My reasons coming here now are three-fold, and related by context, if not directly by content. Firstly, I want to take part in the Secret Santicorn exchange on the OSR Discord, and that's more easily handled via blog post than other media. Secondly, I've had ideas in my head for penning my own small rules-light adventure game, which is probably beyond trope at this point and eye-rolling to many, but deal with it. Thirdly, I am a very disorganized and aloof person--I have plenty of big dreams and objectives, but total bankruptcy when it comes to handling the minutia and logistics necessary to make said dreams and objectives become a reality. My mind is a steel-trap for inane trivia, but as soon as I decide that any of that trivia is, in fact, worthwhile to my pursuits in some manner, it quickly sails out of mind for other climes, seemingly lost forever.

Growing up I was surrounded by board  games. Everyone in my family played something. We still do (I have a creaking shelf chock-full of modern board games in my living room). Additionally, my older brother had stacks of Battletech, Shadowrun, and Star Wars RPGs at his disposal, but being twelve years my senior, I never participated in any roleplaying in the house, and he mostly took it elsewhere, anyway. It wasn't until 2015 that I ever played a pen-and-paper RPG, and that was D&D 5e. I played quite a bit online since then, having no local group of my own. For years I've since run various one-shots and campaigns using that big rules system, and even helped co-author a published adventure based on Aliens, if said film was translated using mindflayers. Buy it, if you want. Or don't.

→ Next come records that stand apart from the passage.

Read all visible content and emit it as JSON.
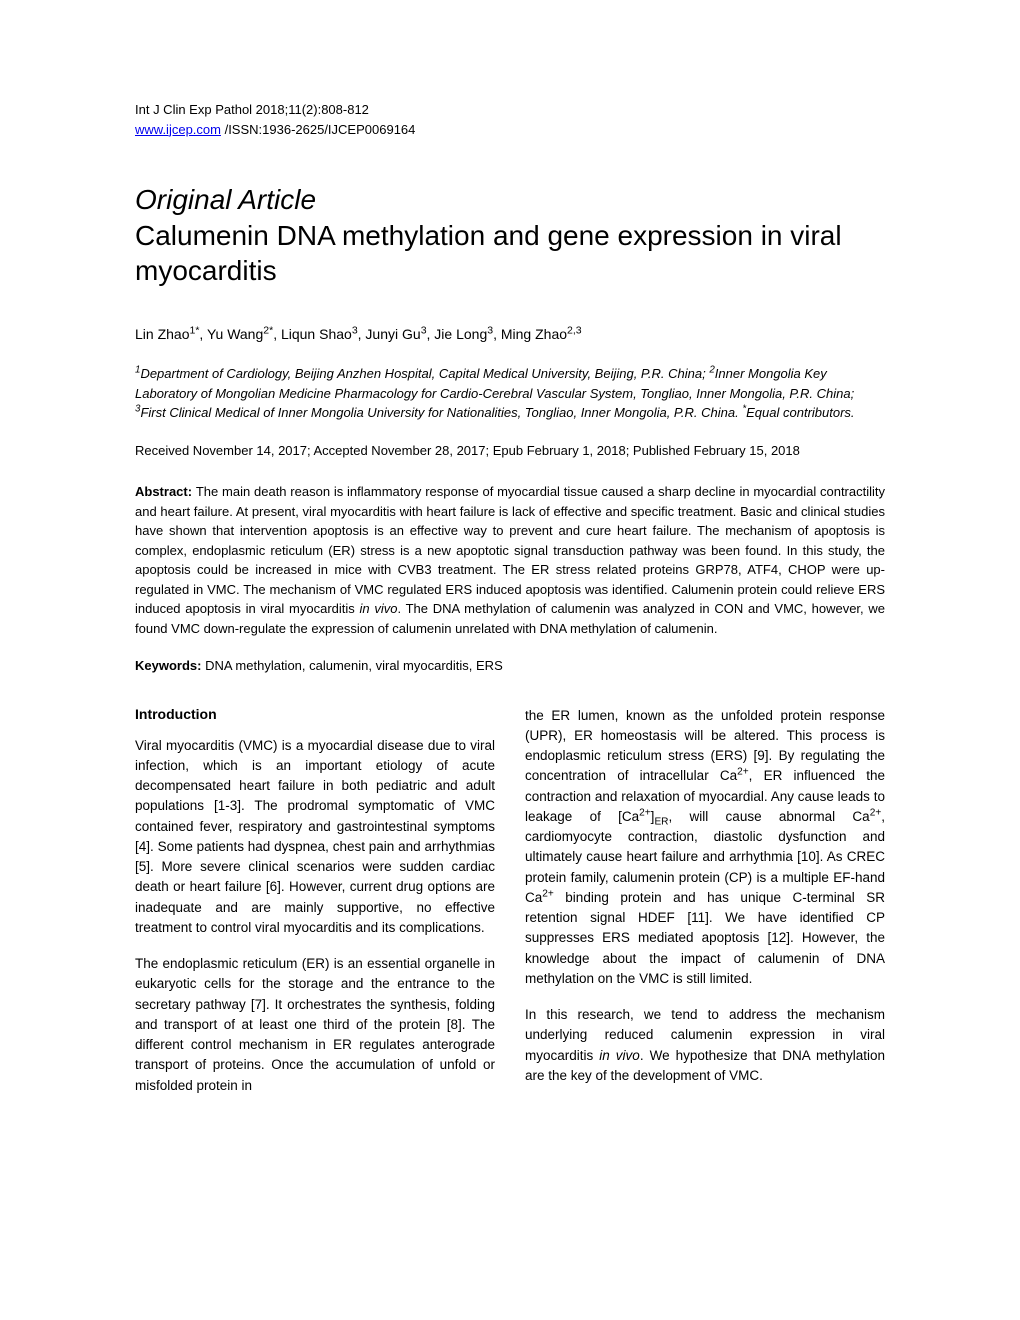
{
  "header": {
    "journal_line": "Int J Clin Exp Pathol 2018;11(2):808-812",
    "url_text": "www.ijcep.com",
    "issn_line": " /ISSN:1936-2625/IJCEP0069164"
  },
  "article": {
    "type": "Original Article",
    "title": "Calumenin DNA methylation and gene expression in viral myocarditis"
  },
  "authors": {
    "a1_name": "Lin Zhao",
    "a1_sup": "1*",
    "a2_name": ", Yu Wang",
    "a2_sup": "2*",
    "a3_name": ", Liqun Shao",
    "a3_sup": "3",
    "a4_name": ", Junyi Gu",
    "a4_sup": "3",
    "a5_name": ", Jie Long",
    "a5_sup": "3",
    "a6_name": ", Ming Zhao",
    "a6_sup": "2,3"
  },
  "affiliations": {
    "sup1": "1",
    "text1": "Department of Cardiology, Beijing Anzhen Hospital, Capital Medical University, Beijing, P.R. China; ",
    "sup2": "2",
    "text2": "Inner Mongolia Key Laboratory of Mongolian Medicine Pharmacology for Cardio-Cerebral Vascular System, Tongliao, Inner Mongolia, P.R. China; ",
    "sup3": "3",
    "text3": "First Clinical Medical of Inner Mongolia University for Nationalities, Tongliao, Inner Mongolia, P.R. China. ",
    "sup_star": "*",
    "text_star": "Equal contributors."
  },
  "dates": "Received November 14, 2017; Accepted November 28, 2017; Epub February 1, 2018; Published February 15, 2018",
  "abstract": {
    "label": "Abstract: ",
    "text_before_italic": "The main death reason is inflammatory response of myocardial tissue caused a sharp decline in myocardial contractility and heart failure. At present, viral myocarditis with heart failure is lack of effective and specific treatment. Basic and clinical studies have shown that intervention apoptosis is an effective way to prevent and cure heart failure. The mechanism of apoptosis is complex, endoplasmic reticulum (ER) stress is a new apoptotic signal transduction pathway was been found. In this study, the apoptosis could be increased in mice with CVB3 treatment. The ER stress related proteins GRP78, ATF4, CHOP were up-regulated in VMC. The mechanism of VMC regulated ERS induced apoptosis was identified. Calumenin protein could relieve ERS induced apoptosis in viral myocarditis ",
    "italic_text": "in vivo",
    "text_after_italic": ". The DNA methylation of calumenin was analyzed in CON and VMC, however, we found VMC down-regulate the expression of calumenin unrelated with DNA methylation of calumenin."
  },
  "keywords": {
    "label": "Keywords: ",
    "text": "DNA methylation, calumenin, viral myocarditis, ERS"
  },
  "intro": {
    "heading": "Introduction",
    "p1": "Viral myocarditis (VMC) is a myocardial disease due to viral infection, which is an important etiology of acute decompensated heart failure in both pediatric and adult populations [1-3]. The prodromal symptomatic of VMC contained fever, respiratory and gastrointestinal symptoms [4]. Some patients had dyspnea, chest pain and arrhythmias [5]. More severe clinical scenarios were sudden cardiac death or heart failure [6]. However, current drug options are inadequate and are mainly supportive, no effective treatment to control viral myocarditis and its complications.",
    "p2": "The endoplasmic reticulum (ER) is an essential organelle in eukaryotic cells for the storage and the entrance to the secretary pathway [7]. It orchestrates the synthesis, folding and transport of at least one third of the protein [8]. The different control mechanism in ER regulates anterograde transport of proteins. Once the accumulation of unfold or misfolded protein in",
    "p3_before_sup1": "the ER lumen, known as the unfolded protein response (UPR), ER homeostasis will be altered. This process is endoplasmic reticulum stress (ERS) [9]. By regulating the concentration of intracellular Ca",
    "p3_sup1": "2+",
    "p3_mid1": ", ER influenced the contraction and relaxation of myocardial. Any cause leads to leakage of [Ca",
    "p3_sup2": "2+",
    "p3_mid2": "]",
    "p3_sub1": "ER",
    "p3_mid3": ", will cause abnormal Ca",
    "p3_sup3": "2+",
    "p3_mid4": ", cardiomyocyte contraction, diastolic dysfunction and ultimately cause heart failure and arrhythmia [10]. As CREC protein family, calumenin protein (CP) is a multiple EF-hand Ca",
    "p3_sup4": "2+",
    "p3_end": " binding protein and has unique C-terminal SR retention signal HDEF [11]. We have identified CP suppresses ERS mediated apoptosis [12]. However, the knowledge about the impact of calumenin of DNA methylation on the VMC is still limited.",
    "p4_before": "In this research, we tend to address the mechanism underlying reduced calumenin expression in viral myocarditis ",
    "p4_italic": "in vivo",
    "p4_after": ". We hypothesize that DNA methylation are the key of the development of VMC."
  }
}
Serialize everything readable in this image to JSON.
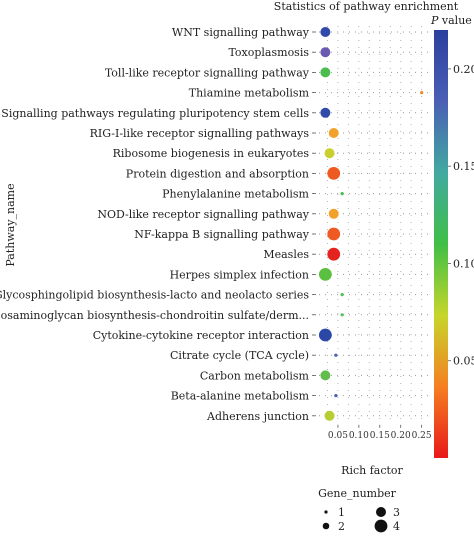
{
  "chart_data": {
    "type": "scatter",
    "title": "Statistics of pathway enrichment",
    "xlabel": "Rich factor",
    "ylabel": "Pathway_name",
    "xlim": [
      0,
      0.27
    ],
    "x_ticks": [
      0.05,
      0.1,
      0.15,
      0.2,
      0.25
    ],
    "x_tick_labels": [
      "0.05",
      "0.10",
      "0.15",
      "0.20",
      "0.25"
    ],
    "grid": true,
    "colorbar": {
      "title_italic": "P",
      "title_rest": " value",
      "range": [
        0.0,
        0.22
      ],
      "ticks": [
        0.05,
        0.1,
        0.15,
        0.2
      ],
      "tick_labels": [
        "0.05",
        "0.10",
        "0.15",
        "0.20"
      ],
      "colors": [
        "#e8191a",
        "#f57f21",
        "#c6d62b",
        "#3fbf47",
        "#42a9a0",
        "#4a5fb5",
        "#2b3f9e"
      ]
    },
    "size_legend": {
      "title": "Gene_number",
      "entries": [
        {
          "label": "1",
          "value": 1
        },
        {
          "label": "2",
          "value": 2
        },
        {
          "label": "3",
          "value": 3
        },
        {
          "label": "4",
          "value": 4
        }
      ]
    },
    "points": [
      {
        "pathway": "WNT signalling pathway",
        "rich_factor": 0.02,
        "gene_number": 3,
        "p_value": 0.2,
        "color": "#2f4aa8"
      },
      {
        "pathway": "Toxoplasmosis",
        "rich_factor": 0.02,
        "gene_number": 3,
        "p_value": 0.19,
        "color": "#6a5bb0"
      },
      {
        "pathway": "Toll-like receptor signalling pathway",
        "rich_factor": 0.02,
        "gene_number": 3,
        "p_value": 0.11,
        "color": "#4cbc4f"
      },
      {
        "pathway": "Thiamine metabolism",
        "rich_factor": 0.25,
        "gene_number": 1,
        "p_value": 0.04,
        "color": "#f08b22"
      },
      {
        "pathway": "Signalling pathways regulating pluripotency stem cells",
        "rich_factor": 0.02,
        "gene_number": 3,
        "p_value": 0.2,
        "color": "#2f4aa8"
      },
      {
        "pathway": "RIG-I-like receptor signalling pathways",
        "rich_factor": 0.04,
        "gene_number": 3,
        "p_value": 0.05,
        "color": "#f2a22a"
      },
      {
        "pathway": "Ribosome biogenesis in eukaryotes",
        "rich_factor": 0.03,
        "gene_number": 3,
        "p_value": 0.07,
        "color": "#c9cf2c"
      },
      {
        "pathway": "Protein digestion and absorption",
        "rich_factor": 0.04,
        "gene_number": 4,
        "p_value": 0.03,
        "color": "#ee5a20"
      },
      {
        "pathway": "Phenylalanine metabolism",
        "rich_factor": 0.06,
        "gene_number": 1,
        "p_value": 0.1,
        "color": "#49c04f"
      },
      {
        "pathway": "NOD-like receptor signalling pathway",
        "rich_factor": 0.04,
        "gene_number": 3,
        "p_value": 0.05,
        "color": "#f2a22a"
      },
      {
        "pathway": "NF-kappa B signalling pathway",
        "rich_factor": 0.04,
        "gene_number": 4,
        "p_value": 0.03,
        "color": "#ef5a22"
      },
      {
        "pathway": "Measles",
        "rich_factor": 0.04,
        "gene_number": 4,
        "p_value": 0.01,
        "color": "#e4231f"
      },
      {
        "pathway": "Herpes simplex infection",
        "rich_factor": 0.02,
        "gene_number": 4,
        "p_value": 0.1,
        "color": "#5bbf3f"
      },
      {
        "pathway": "Glycosphingolipid biosynthesis-lacto and neolacto series",
        "rich_factor": 0.06,
        "gene_number": 1,
        "p_value": 0.1,
        "color": "#4ec157"
      },
      {
        "pathway": "Glycosaminoglycan biosynthesis-chondroitin sulfate/derm...",
        "rich_factor": 0.06,
        "gene_number": 1,
        "p_value": 0.1,
        "color": "#4ec157"
      },
      {
        "pathway": "Cytokine-cytokine receptor interaction",
        "rich_factor": 0.02,
        "gene_number": 4,
        "p_value": 0.2,
        "color": "#2b48a6"
      },
      {
        "pathway": "Citrate cycle (TCA cycle)",
        "rich_factor": 0.045,
        "gene_number": 1,
        "p_value": 0.19,
        "color": "#4a5fb5"
      },
      {
        "pathway": "Carbon metabolism",
        "rich_factor": 0.02,
        "gene_number": 3,
        "p_value": 0.1,
        "color": "#63bd4c"
      },
      {
        "pathway": "Beta-alanine metabolism",
        "rich_factor": 0.045,
        "gene_number": 1,
        "p_value": 0.19,
        "color": "#4a5fb5"
      },
      {
        "pathway": "Adherens junction",
        "rich_factor": 0.03,
        "gene_number": 3,
        "p_value": 0.07,
        "color": "#b7cd32"
      }
    ]
  }
}
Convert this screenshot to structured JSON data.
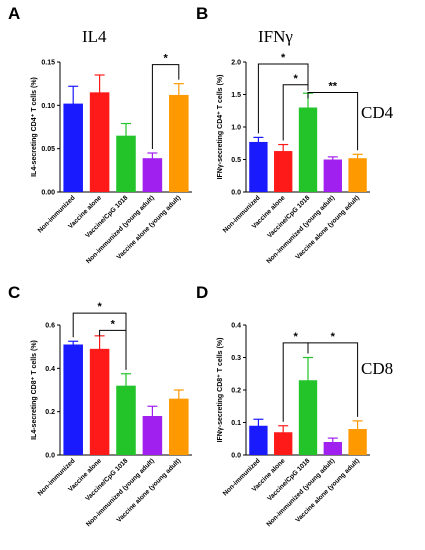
{
  "colors": {
    "Non-immunized": "#1a1aff",
    "Vaccine alone": "#ff1a1a",
    "Vaccine/CpG 1018": "#22c42a",
    "Non-immunized (young adult)": "#a020f0",
    "Vaccine alone (young adult)": "#ff9900"
  },
  "row_labels": {
    "cd4": "CD4",
    "cd8": "CD8"
  },
  "chart_data": [
    {
      "letter": "A",
      "title": "IL4",
      "type": "bar",
      "ylabel": "IL4-secreting CD4⁺ T cells (%)",
      "ylim": [
        0,
        0.15
      ],
      "ticks": [
        "0.00",
        "0.05",
        "0.10",
        "0.15"
      ],
      "categories": [
        "Non-immunized",
        "Vaccine alone",
        "Vaccine/CpG 1018",
        "Non-immunized (young adult)",
        "Vaccine alone (young adult)"
      ],
      "values": [
        0.102,
        0.115,
        0.065,
        0.039,
        0.112
      ],
      "errors": [
        0.02,
        0.02,
        0.014,
        0.006,
        0.013
      ],
      "significance": [
        {
          "from": 3,
          "to": 4,
          "label": "*",
          "y": 0.147
        }
      ]
    },
    {
      "letter": "B",
      "title": "IFNγ",
      "type": "bar",
      "ylabel": "IFNγ-secreting CD4⁺ T cells (%)",
      "ylim": [
        0,
        2.0
      ],
      "ticks": [
        "0.0",
        "0.5",
        "1.0",
        "1.5",
        "2.0"
      ],
      "categories": [
        "Non-immunized",
        "Vaccine alone",
        "Vaccine/CpG 1018",
        "Non-immunized (young adult)",
        "Vaccine alone (young adult)"
      ],
      "values": [
        0.77,
        0.63,
        1.3,
        0.5,
        0.52
      ],
      "errors": [
        0.07,
        0.1,
        0.22,
        0.04,
        0.06
      ],
      "significance": [
        {
          "from": 0,
          "to": 2,
          "label": "*",
          "y": 1.97
        },
        {
          "from": 1,
          "to": 2,
          "label": "*",
          "y": 1.65
        },
        {
          "from": 2,
          "to": 4,
          "label": "**",
          "y": 1.53
        }
      ]
    },
    {
      "letter": "C",
      "title": "",
      "type": "bar",
      "ylabel": "IL4-secreting CD8⁺ T cells (%)",
      "ylim": [
        0,
        0.6
      ],
      "ticks": [
        "0.0",
        "0.2",
        "0.4",
        "0.6"
      ],
      "categories": [
        "Non-immunized",
        "Vaccine alone",
        "Vaccine/CpG 1018",
        "Non-immunized (young adult)",
        "Vaccine alone (young adult)"
      ],
      "values": [
        0.51,
        0.49,
        0.32,
        0.18,
        0.26
      ],
      "errors": [
        0.015,
        0.06,
        0.055,
        0.045,
        0.04
      ],
      "significance": [
        {
          "from": 0,
          "to": 2,
          "label": "*",
          "y": 0.655
        },
        {
          "from": 1,
          "to": 2,
          "label": "*",
          "y": 0.575
        }
      ]
    },
    {
      "letter": "D",
      "title": "",
      "type": "bar",
      "ylabel": "IFNγ-secreting CD8⁺ T cells (%)",
      "ylim": [
        0,
        0.4
      ],
      "ticks": [
        "0.0",
        "0.1",
        "0.2",
        "0.3",
        "0.4"
      ],
      "categories": [
        "Non-immunized",
        "Vaccine alone",
        "Vaccine/CpG 1018",
        "Non-immunized (young adult)",
        "Vaccine alone (young adult)"
      ],
      "values": [
        0.09,
        0.07,
        0.23,
        0.04,
        0.08
      ],
      "errors": [
        0.02,
        0.02,
        0.07,
        0.012,
        0.025
      ],
      "significance": [
        {
          "from": 1,
          "to": 2,
          "label": "*",
          "y": 0.345
        },
        {
          "from": 2,
          "to": 4,
          "label": "*",
          "y": 0.345
        }
      ]
    }
  ]
}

However, in the last five years I've played and run a great number of other games, from simple story games like Cheat Your Own Adventure and Atop A Lonely Tower, to PbtA fare like Monster of the Week and Apocalypse World, and then, oh, and then a vast array of delicious OSR games and modules... that's where, after years of other content, I really fell in love with RPGs: Sandbox adventure and unhinged agency; creativity and cunning over numbers and mechanical hall passes; no metaplot or guardrails or must-happens; bizarre ruins and wasted post-apocalyptic far futures and snake people making fell bargains... Yeah, that's the stuff. That's the stuff right there. As a result, it's really since I've fallen for old school games that I've begun to fill my head with design ideas and ways to better run the stuff I enjoy. That's much of what this blog will end up being about, I think.

I don't pretend to assume that anything I contribute here will be earth-shattering or revolutionary. It may actually come across as panned or derivative, or something not worth anyone's time. Regardless, it's at least worth my time to remove by digital suction the wild thoughts in my mind and trap them in one place for posterity and ease of access, so here we are.

Things I admire:

- Immovable rods
- Jars of grease
- People named Chet
- d66 tables
- d66 tables in 6x6 format (thanks, Maze Rats!)
- Kobolds
- Gnolls
- The Mighty Boosh
- Seltzer water

Some might say that not all of those things are related to RPGs. I'd argue otherwise. Anyhoo.

I happen to believe that The Mighty Boosh takes place in the Troika! universe.